A stone lobby under the oriel window divides the Green Court from the Stone Court. In summer the great oak doors of this second gate-house are left open, and it has sometimes happened that I have found a stag in the banqueting hall, puzzled but still dignified, strayed in from the park since no barrier checked him.

It becomes impossible, after passing through the formality of the two first quadrangles, to follow the ramblings of the house geographically. They are so involved that, after a lifetime of familiarity, I still catch myself pausing to think out the shortest route from one room to another. Four acres of building is no mean matter.

§ iii

Into the very early mediaeval history of the house I do not think that I need enter. It is suggested that a Roman building once occupied the site, and that some foundations which were recently unearthed beneath the larder—evidently one of the oldest portions—once formed part of that construction. The question of dating the existing buildings, however, is quite sufficiently complicated without going back to a building which no longer exists. Nor do I think that the early owners—the Pembrokes, or the Say and Seles—offer the smallest interest; if we knew precisely what parts of the house we owed to them severally it would be another matter, but the mediaeval records are very scanty. It is safe to say, generally speaking, that the north side is the oldest side; it is the most sombre, the most massive, and the most irregular; there are buttresses, battlements, and towers, but no gables and no embellishments—nothing but solid masonry. Up in the north-east corner is the old kitchen, and the old entrances through dark archways at the top of stairways. The passages here, of thick stone, twist oddly, and their ceilings are groined by semi-arches which have become lost and embedded in the alterations to the stone-work. It is a dark, massive, little-visited corner, this nucleus of Knole.

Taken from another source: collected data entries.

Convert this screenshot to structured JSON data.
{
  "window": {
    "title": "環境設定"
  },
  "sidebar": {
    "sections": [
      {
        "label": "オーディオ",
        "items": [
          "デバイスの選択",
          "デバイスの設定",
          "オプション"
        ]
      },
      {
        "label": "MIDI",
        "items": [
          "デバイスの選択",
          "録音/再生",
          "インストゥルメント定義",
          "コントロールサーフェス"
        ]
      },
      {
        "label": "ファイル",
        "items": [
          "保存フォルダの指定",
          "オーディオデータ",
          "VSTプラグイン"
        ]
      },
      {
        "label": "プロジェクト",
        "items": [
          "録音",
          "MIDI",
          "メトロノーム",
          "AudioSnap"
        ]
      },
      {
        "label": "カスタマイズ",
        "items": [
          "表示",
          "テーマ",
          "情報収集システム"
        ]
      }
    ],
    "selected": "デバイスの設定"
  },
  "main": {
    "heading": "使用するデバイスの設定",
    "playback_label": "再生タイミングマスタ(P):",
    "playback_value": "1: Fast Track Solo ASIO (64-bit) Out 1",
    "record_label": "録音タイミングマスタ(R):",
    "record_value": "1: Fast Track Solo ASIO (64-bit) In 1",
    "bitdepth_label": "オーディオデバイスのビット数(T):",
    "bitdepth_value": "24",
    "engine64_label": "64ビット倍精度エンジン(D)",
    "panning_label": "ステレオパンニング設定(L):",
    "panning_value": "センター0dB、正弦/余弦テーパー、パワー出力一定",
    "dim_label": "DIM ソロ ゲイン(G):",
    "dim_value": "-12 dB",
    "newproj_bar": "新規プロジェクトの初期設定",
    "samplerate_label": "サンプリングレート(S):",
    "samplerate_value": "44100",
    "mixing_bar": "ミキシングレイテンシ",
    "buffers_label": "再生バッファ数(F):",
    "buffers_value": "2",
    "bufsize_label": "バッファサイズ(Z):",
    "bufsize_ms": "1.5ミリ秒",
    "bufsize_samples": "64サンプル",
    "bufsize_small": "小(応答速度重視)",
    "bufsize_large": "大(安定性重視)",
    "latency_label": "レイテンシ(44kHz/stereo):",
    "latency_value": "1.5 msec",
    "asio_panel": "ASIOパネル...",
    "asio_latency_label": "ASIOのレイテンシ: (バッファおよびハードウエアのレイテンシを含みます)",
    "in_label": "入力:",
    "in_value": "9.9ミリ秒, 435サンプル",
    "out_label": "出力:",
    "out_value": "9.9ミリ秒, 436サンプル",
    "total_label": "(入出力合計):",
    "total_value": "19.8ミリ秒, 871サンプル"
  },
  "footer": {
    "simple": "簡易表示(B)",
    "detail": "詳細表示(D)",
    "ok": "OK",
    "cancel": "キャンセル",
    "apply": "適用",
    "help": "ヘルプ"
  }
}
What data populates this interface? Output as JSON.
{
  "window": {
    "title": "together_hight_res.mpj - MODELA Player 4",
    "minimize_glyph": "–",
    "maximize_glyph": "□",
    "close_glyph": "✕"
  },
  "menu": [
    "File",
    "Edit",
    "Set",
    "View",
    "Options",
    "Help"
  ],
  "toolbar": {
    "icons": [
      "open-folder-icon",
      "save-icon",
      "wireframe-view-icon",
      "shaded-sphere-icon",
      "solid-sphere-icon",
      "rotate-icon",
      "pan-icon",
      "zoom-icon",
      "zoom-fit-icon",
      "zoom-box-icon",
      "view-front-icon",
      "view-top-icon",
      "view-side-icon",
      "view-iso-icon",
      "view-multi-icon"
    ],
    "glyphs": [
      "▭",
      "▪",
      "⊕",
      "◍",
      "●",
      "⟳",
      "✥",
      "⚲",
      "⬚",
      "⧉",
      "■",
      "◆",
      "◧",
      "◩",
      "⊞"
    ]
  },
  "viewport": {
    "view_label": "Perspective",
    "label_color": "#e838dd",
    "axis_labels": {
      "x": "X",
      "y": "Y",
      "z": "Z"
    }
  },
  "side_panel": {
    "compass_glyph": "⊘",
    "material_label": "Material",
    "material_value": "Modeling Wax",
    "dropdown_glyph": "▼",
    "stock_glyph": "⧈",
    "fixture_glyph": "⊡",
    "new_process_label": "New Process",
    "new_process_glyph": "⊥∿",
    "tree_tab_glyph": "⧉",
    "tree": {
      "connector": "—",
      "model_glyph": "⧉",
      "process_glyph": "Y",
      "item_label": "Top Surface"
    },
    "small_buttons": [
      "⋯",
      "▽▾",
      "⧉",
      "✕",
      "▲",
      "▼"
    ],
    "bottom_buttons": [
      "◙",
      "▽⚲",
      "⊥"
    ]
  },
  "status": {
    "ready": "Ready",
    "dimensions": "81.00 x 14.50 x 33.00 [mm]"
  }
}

The house, or such portions of it as then existed, was bought from William, Lord Say and Sele, by Bourchier, Archbishop of Canterbury, on June 30, 1456, and it is clear from the numerous bills among the archives at Lambeth Palace that both he and his more notable successor, Cardinal Morton, carried out extensive additions, alterations, and repairs. It is, however, a very difficult task to determine what parts of the building definitely belong to this period, for, what with the additions of the archbishops and the alterations of the later Sackvilles, all is confusion. It would appear, for instance, that upon a foundation of Tudor masonry the Sackvilles constructed the Elizabethan gables which are now so characteristic a feature of the house; but it is less easy to say exactly how much the first Tudor archbishop found there on his arrival of earlier workmanship. A further confusing factor is the great fire which took place in 1623, and is reported to have destroyed a large part of the building—but exactly where, and how much, we cannot say. Nor are the accounts at Lambeth very illuminating:

In divers costs and expenses made this year [1467] for repairing the manor of Knole, carriage for the two cart loads of lathes from Panters to the manor, 14d. For carriage of thirty loads of stone for the new tower, 7d. load = 16/9. Carriage of six loads of timber at 7d. = 3/6. Carriage of one fother of lead from London to Knole, 3/4.

The next year, 1468:

Repairs at Knole. One labourer for 6 days work in the great chamber and the new seler, 2/-. Making of 700 lathes to the new tower, 14d. One labourer 4½ days in the old kitchen, 4d. Item, for 1 j M1 of walle prygge (sic) to the stable and other places, 13d. One cowl to the masonry, 12d.